LEXINGTON, KENTUCKY—As the 2020 presidential election quickly approaches, you may be wondering who will come out on top. Will Donald Trump be the first president since George H.W. Bush to only serve one term as President? Will Joe Biden lose against the incumbent candidate? Well, according to FiveThirtyEight, a polling company that runs 40,000 election simulations to find possible outcomes, it isn’t that simple. While Biden is leading, and more scenarios show him winning, the data isn’t enough to write off Trump. In fact, the same organization predicted Hillary Clinton winning in 2016, along with many other pollsters. 

Unfortunately, part of Trump’s political persona is his unpredictability, making any projections that involve him more difficult to predict. Elections are not the exception: they’re the rule.

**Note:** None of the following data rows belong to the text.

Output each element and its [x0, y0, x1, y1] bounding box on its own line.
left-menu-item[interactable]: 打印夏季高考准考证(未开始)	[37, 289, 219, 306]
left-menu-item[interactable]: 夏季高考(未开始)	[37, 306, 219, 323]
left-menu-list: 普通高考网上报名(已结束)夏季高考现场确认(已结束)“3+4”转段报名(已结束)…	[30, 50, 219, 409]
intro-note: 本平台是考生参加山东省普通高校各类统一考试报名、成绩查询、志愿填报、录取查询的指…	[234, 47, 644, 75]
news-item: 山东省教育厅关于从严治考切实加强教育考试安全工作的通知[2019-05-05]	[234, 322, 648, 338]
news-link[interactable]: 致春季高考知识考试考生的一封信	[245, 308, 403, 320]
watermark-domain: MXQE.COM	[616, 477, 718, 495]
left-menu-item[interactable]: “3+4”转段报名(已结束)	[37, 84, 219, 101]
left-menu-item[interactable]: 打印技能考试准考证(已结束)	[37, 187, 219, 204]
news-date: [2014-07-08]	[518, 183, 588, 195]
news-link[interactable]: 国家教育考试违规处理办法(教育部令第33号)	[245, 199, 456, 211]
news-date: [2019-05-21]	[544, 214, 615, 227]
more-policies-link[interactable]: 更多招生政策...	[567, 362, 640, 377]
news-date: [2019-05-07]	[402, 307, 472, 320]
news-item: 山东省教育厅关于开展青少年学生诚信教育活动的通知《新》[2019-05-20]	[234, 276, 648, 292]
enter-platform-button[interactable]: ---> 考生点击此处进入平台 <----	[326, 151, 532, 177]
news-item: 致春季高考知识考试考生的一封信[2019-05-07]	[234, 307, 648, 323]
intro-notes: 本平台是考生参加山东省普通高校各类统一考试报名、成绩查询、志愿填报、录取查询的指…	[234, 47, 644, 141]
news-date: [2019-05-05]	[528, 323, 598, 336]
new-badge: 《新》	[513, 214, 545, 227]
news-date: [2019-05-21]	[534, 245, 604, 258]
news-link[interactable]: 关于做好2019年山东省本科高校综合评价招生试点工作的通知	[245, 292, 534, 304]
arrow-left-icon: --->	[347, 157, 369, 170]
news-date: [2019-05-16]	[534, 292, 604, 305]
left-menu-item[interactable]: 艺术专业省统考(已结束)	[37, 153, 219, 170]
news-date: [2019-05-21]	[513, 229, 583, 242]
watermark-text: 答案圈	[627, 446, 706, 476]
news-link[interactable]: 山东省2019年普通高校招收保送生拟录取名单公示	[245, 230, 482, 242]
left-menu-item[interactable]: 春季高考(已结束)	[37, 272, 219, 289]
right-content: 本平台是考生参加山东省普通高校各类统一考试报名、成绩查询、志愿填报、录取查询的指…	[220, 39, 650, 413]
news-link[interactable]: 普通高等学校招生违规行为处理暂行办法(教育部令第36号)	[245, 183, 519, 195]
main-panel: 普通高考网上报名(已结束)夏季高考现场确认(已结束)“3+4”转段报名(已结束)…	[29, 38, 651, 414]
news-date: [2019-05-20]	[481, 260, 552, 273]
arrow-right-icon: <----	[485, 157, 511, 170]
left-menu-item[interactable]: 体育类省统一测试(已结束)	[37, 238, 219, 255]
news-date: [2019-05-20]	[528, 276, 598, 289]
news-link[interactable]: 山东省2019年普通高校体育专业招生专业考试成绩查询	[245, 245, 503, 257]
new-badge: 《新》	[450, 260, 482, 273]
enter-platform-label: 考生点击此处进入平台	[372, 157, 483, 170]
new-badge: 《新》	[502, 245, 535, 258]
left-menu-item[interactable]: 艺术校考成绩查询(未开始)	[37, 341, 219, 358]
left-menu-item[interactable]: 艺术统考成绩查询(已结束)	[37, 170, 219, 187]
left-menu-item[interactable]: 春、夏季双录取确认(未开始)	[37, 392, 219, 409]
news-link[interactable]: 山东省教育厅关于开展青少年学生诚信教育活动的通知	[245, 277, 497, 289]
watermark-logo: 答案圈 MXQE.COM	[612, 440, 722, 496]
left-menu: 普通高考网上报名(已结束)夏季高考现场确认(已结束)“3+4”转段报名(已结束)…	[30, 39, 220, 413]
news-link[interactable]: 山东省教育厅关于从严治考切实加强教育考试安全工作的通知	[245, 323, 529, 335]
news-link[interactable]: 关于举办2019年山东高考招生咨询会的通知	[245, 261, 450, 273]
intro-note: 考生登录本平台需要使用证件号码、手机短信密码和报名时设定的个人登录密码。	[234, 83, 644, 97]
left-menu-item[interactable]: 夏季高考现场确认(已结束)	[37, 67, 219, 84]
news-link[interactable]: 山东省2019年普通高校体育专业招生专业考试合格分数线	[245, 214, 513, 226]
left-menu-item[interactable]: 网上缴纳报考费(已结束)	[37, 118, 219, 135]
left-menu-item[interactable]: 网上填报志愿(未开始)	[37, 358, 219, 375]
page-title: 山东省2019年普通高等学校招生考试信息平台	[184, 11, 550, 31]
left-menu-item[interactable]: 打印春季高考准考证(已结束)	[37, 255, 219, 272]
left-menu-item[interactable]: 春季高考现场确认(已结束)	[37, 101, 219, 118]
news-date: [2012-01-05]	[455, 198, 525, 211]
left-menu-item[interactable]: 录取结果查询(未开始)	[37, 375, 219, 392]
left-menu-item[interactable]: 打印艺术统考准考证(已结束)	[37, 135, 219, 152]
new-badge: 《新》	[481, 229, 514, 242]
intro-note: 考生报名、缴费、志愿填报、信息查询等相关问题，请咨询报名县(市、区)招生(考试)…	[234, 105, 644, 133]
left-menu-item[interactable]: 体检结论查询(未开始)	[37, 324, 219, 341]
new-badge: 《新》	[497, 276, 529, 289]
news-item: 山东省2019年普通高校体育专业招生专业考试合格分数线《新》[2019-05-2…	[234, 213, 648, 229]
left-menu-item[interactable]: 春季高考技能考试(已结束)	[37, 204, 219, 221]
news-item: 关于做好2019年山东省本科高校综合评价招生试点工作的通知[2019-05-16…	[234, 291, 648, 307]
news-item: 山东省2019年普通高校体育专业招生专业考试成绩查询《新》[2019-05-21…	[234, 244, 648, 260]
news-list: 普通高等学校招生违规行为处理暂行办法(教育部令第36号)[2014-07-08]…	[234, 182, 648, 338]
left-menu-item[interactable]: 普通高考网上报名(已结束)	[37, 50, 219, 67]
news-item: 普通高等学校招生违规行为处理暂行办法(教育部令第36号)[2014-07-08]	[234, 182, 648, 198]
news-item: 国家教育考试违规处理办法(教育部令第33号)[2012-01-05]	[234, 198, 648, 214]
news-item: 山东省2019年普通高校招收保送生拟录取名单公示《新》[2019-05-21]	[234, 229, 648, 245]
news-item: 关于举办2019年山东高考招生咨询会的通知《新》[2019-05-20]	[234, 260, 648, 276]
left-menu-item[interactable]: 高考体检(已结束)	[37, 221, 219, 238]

Polls being harder to trust when Trump is involved has led to multiple things: when he is ahead in a poll, his supporters and Trump himself argue he will win by a landslide, and when Biden is leading, Trump and his supporters argue that it means nothing. 

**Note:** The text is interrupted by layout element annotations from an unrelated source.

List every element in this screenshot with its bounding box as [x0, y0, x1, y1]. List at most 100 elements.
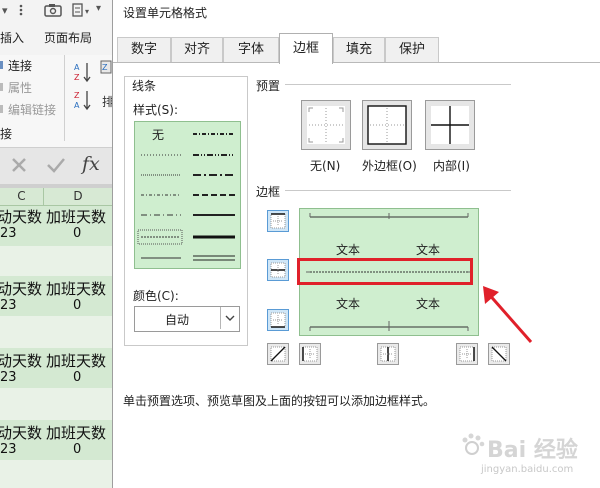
presets-group-label: 预置 — [256, 79, 281, 93]
excel-ribbon-panel: 连接 属性 编辑链接 接 AZ ZA Z 排 — [0, 55, 114, 148]
highlight-box — [297, 258, 473, 285]
cell-attendance-value[interactable]: 23 — [0, 298, 17, 313]
excel-window: ▾ ▾ ▾ 插入 页面布局 连接 属性 编辑链接 接 AZ ZA Z 排 fx … — [0, 0, 114, 488]
paw-logo-icon — [459, 432, 485, 461]
border-right-icon — [459, 346, 475, 362]
cell-attendance-value[interactable]: 23 — [0, 370, 17, 385]
preset-none-icon — [307, 106, 345, 144]
chevron-down-icon[interactable] — [220, 307, 239, 329]
expand-dropdown-icon[interactable]: ▾ — [96, 3, 101, 14]
tab-border[interactable]: 边框 — [279, 33, 333, 64]
preview-text: 文本 — [416, 297, 441, 311]
column-header-c[interactable]: C — [0, 188, 44, 206]
border-right-button[interactable] — [456, 343, 478, 365]
tab-number[interactable]: 数字 — [117, 37, 171, 62]
preset-none-button[interactable] — [301, 100, 351, 150]
form-icon[interactable]: ▾ — [72, 3, 94, 20]
border-diagonal-up-icon — [270, 346, 286, 362]
sort-az-icon[interactable]: AZ — [74, 61, 92, 86]
insert-function-icon[interactable]: fx — [82, 153, 100, 175]
cell-overtime-value[interactable]: 0 — [73, 298, 81, 313]
tab-protection[interactable]: 保护 — [385, 37, 439, 62]
cell-attendance-header[interactable]: 动天数 — [0, 278, 42, 299]
border-inside-vertical-icon — [380, 346, 396, 362]
border-diagonal-down-button[interactable] — [488, 343, 510, 365]
format-cells-dialog: 设置单元格格式 数字 对齐 字体 边框 填充 保护 线条 样式(S): 无 颜色… — [112, 0, 600, 488]
dialog-tabs: 数字 对齐 字体 边框 填充 保护 — [113, 33, 600, 64]
properties-button[interactable]: 属性 — [8, 79, 32, 96]
confirm-icon[interactable] — [46, 156, 66, 177]
watermark: Bai 经验 jingyan.baidu.com — [451, 432, 600, 482]
tab-alignment[interactable]: 对齐 — [171, 37, 223, 62]
border-divider — [285, 190, 511, 191]
ribbon-divider — [64, 55, 65, 141]
column-header-d[interactable]: D — [44, 188, 113, 206]
properties-icon — [0, 81, 6, 96]
filter-icon[interactable]: Z — [100, 59, 112, 78]
dialog-title: 设置单元格格式 — [123, 6, 208, 20]
ribbon-tab-page-layout[interactable]: 页面布局 — [44, 29, 92, 46]
cancel-icon[interactable] — [10, 156, 28, 177]
border-inside-vertical-button[interactable] — [377, 343, 399, 365]
sheet-gap-row[interactable] — [0, 460, 112, 488]
line-style-swatches[interactable] — [135, 122, 240, 268]
preset-inside-button[interactable] — [425, 100, 475, 150]
preview-text: 文本 — [336, 243, 361, 257]
svg-text:A: A — [74, 101, 80, 110]
formula-bar: fx — [0, 148, 112, 185]
sheet-gap-row[interactable] — [0, 246, 112, 276]
connections-button[interactable]: 连接 — [8, 57, 32, 74]
preset-outline-button[interactable] — [362, 100, 412, 150]
annotation-arrow-icon — [483, 286, 533, 343]
cell-overtime-value[interactable]: 0 — [73, 226, 81, 241]
sheet-gap-row[interactable] — [0, 316, 112, 348]
camera-icon[interactable] — [44, 3, 62, 20]
cell-attendance-header[interactable]: 动天数 — [0, 350, 42, 371]
cell-overtime-header[interactable]: 加班天数 — [46, 350, 106, 371]
preset-outline-icon — [367, 105, 407, 145]
cell-overtime-header[interactable]: 加班天数 — [46, 422, 106, 443]
connections-icon — [0, 59, 6, 74]
border-left-button[interactable] — [299, 343, 321, 365]
preset-inside-label[interactable]: 内部(I) — [433, 157, 470, 174]
border-inside-horizontal-button[interactable] — [267, 259, 289, 281]
preview-text: 文本 — [336, 297, 361, 311]
cell-attendance-header[interactable]: 动天数 — [0, 422, 42, 443]
border-bottom-icon — [270, 312, 286, 328]
svg-text:Z: Z — [74, 91, 80, 100]
cell-attendance-value[interactable]: 23 — [0, 442, 17, 457]
sheet-gap-row[interactable] — [0, 388, 112, 420]
cell-overtime-value[interactable]: 0 — [73, 370, 81, 385]
line-style-list[interactable]: 无 — [134, 121, 241, 269]
border-bottom-button[interactable] — [267, 309, 289, 331]
edit-links-button[interactable]: 编辑链接 — [8, 101, 56, 118]
preset-none-label[interactable]: 无(N) — [310, 157, 340, 174]
preset-outline-label[interactable]: 外边框(O) — [362, 157, 417, 174]
hint-text: 单击预置选项、预览草图及上面的按钮可以添加边框样式。 — [123, 394, 436, 408]
cell-overtime-header[interactable]: 加班天数 — [46, 278, 106, 299]
border-group-label: 边框 — [256, 185, 281, 199]
sort-za-icon[interactable]: ZA — [74, 89, 92, 114]
border-top-button[interactable] — [267, 210, 289, 232]
border-diagonal-up-button[interactable] — [267, 343, 289, 365]
color-label: 颜色(C): — [133, 289, 179, 303]
border-top-icon — [270, 213, 286, 229]
svg-text:A: A — [74, 63, 80, 72]
preset-inside-icon — [431, 106, 469, 144]
more-icon[interactable] — [16, 3, 26, 20]
cell-overtime-value[interactable]: 0 — [73, 442, 81, 457]
tab-fill[interactable]: 填充 — [333, 37, 385, 62]
watermark-brand: Bai 经验 — [487, 438, 578, 463]
style-label: 样式(S): — [133, 103, 179, 117]
font-color-dropdown-icon[interactable]: ▾ — [2, 4, 8, 17]
ribbon-tab-insert[interactable]: 插入 — [0, 29, 24, 46]
color-select[interactable]: 自动 — [134, 306, 240, 332]
cell-attendance-header[interactable]: 动天数 — [0, 206, 42, 227]
cell-attendance-value[interactable]: 23 — [0, 226, 17, 241]
preview-text: 文本 — [416, 243, 441, 257]
svg-text:Z: Z — [102, 63, 108, 72]
border-left-icon — [302, 346, 318, 362]
tab-font[interactable]: 字体 — [223, 37, 279, 62]
cell-overtime-header[interactable]: 加班天数 — [46, 206, 106, 227]
watermark-url: jingyan.baidu.com — [481, 464, 574, 475]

Clinton was leading every poll before election day, and when the exit polls started favoring Trump, many pollsters and journalists began looking for errors in the exit polls, rather than the original polls. Now, Biden is projected to win, by multiple polls, including FiveThirtyEight.

However, Biden and Clinton are not the same, and that may work in Biden’s favor. Despite how Biden is not perceived by many to be a good option, he is still polling ahead of Trump. So, why? Well, we can start by looking at social media. For example, many members of Gen Z, have taken to apps, such as Tiktok, to share their political beliefs, using hashtags such as #settleforbiden, which went viral with 140.6 million views, as of September 15, 2020. A sound made of Daveed Diggs calling Trump a white supremacist (one of multiple including the snippet from a rap) has also gone viral with over 17,000 videos. 

A quick google search will also yield results of “Settle For Biden” yard signs, buttons, and stickers. The same thing goes for signs that read “Any Functioning Adult 2020” or “Vote Blue No Matter Who.” There has been increasing sentiment, as shown above, of no longer voting for who you agree with, but rather voting for the lesser of two evils. While social media is not necessarily an accurate representation of public opinion, it is how younger generations communicate, especially those who will be voting in their first presidential election this year.

So while polls might not be as reliable as they used to be, they may not be as inaccurate as some fear either. Despite polling poorly in public opinion, Biden is far ahead in election simulations and polls. And while both poor public opinion and good polling is unusual, it has happened before, on a cold election day in 2016.